Alfonso, botando en el suyo propio, ve en la distancia la escena con cierta preocupación. Por primera vez, da las gracias por estar sentado junto a la salida de emergencia. Un asiento que él tiene por costumbre reservar, simplemente, por el mayor espacio del que dispone, no por sus ansias escapistas en caso de accidente, que también. A pesar de los años de experiencia volando, nunca ha vivido una situación similar.

Vuelve a mirar el reloj: llevan treinta segundos de tormento.

Le llama la atención que el único sonido que se escucha dentro de la nave, es el de los motores, subiendo y bajando las revoluciones, al ritmo de la infernal montaña rusa en la que se ha convertido el vuelo. Los temblores espasmódicos que sacuden la aeronave, aumentan la sensación de impotencia de los pasajeros. Algunos, no pueden soportarlo y comienzan a vomitar en las bolsas al efecto. El silencio es espeso. Se masca la tragedia. Nada que ver con lo que aparece en las películas, con gritos histéricos y frases grandilocuentes, piensa.
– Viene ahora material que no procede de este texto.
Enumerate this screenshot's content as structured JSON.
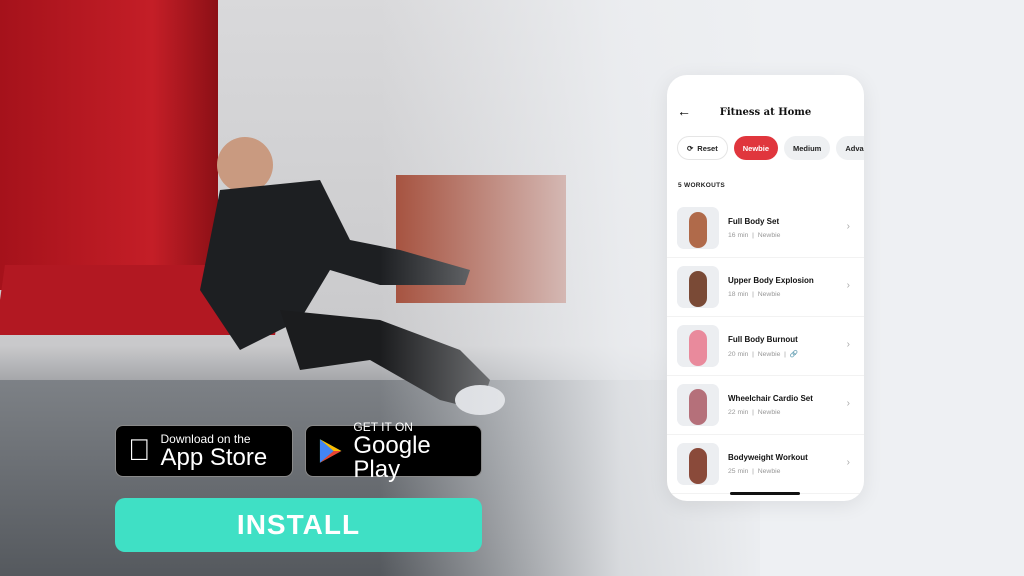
{
  "stores": {
    "apple": {
      "small": "Download on the",
      "big": "App Store"
    },
    "google": {
      "small": "GET IT ON",
      "big": "Google Play"
    }
  },
  "install_label": "INSTALL",
  "app": {
    "title": "Fitness at Home",
    "filters": [
      "Reset",
      "Newbie",
      "Medium",
      "Advance"
    ],
    "active_filter": "Newbie",
    "count_label": "5 WORKOUTS",
    "workouts": [
      {
        "name": "Full Body Set",
        "duration": "16 min",
        "level": "Newbie"
      },
      {
        "name": "Upper Body Explosion",
        "duration": "18 min",
        "level": "Newbie"
      },
      {
        "name": "Full Body Burnout",
        "duration": "20 min",
        "level": "Newbie",
        "icon": "link-icon"
      },
      {
        "name": "Wheelchair Cardio Set",
        "duration": "22 min",
        "level": "Newbie"
      },
      {
        "name": "Bodyweight Workout",
        "duration": "25 min",
        "level": "Newbie"
      }
    ]
  },
  "colors": {
    "accent": "#e0363d",
    "install": "#3fe0c5"
  }
}
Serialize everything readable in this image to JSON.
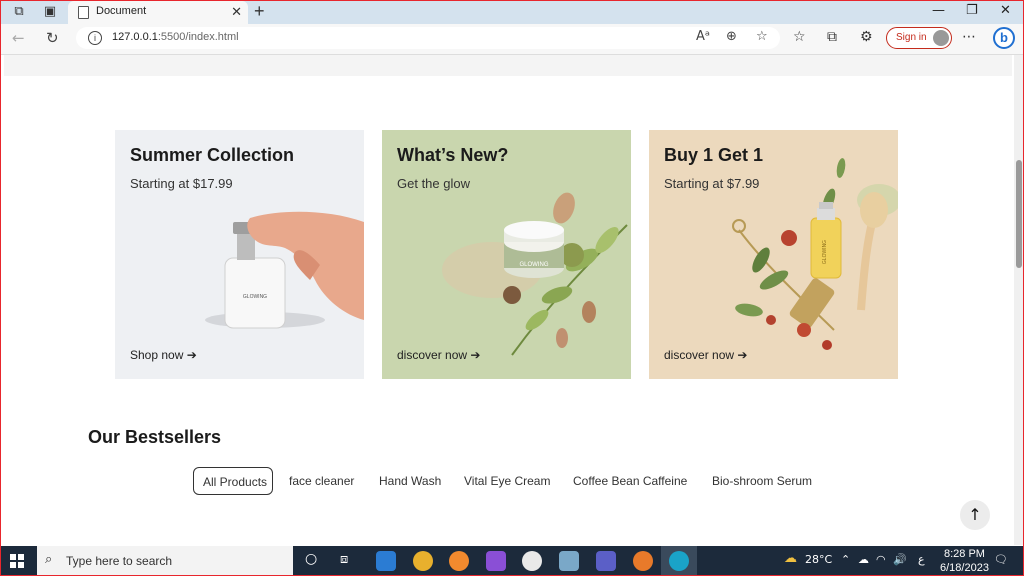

Una de las azafatas, de la parte delantera de la nave, que hasta ese momento había permanecido sentada en su puesto, se incorpora con rapidez y se dirige hacia los bártulos que se escapan de los maleteros poniendo en riesgo la integridad de los pasajeros. Anda con una enorme dificultad. Intenta mantener el equilibrio en un espacio que se mueve de modo incontrolado en cualquier dirección. Se apoya en los portaequipajes, con ambas manos extendidas por encima de sus hombros, con tan mala suerte que, debido a los bruscos movimientos, el avión sube el morro inesperadamente, sufre un traspié y cae de bruces en medio del pasillo. Al caer, se golpea la cabeza con uno de los apoyabrazos, al tiempo que, además, le cae una pesada bolsa que, desgraciadamente, también le golpea en la espalda.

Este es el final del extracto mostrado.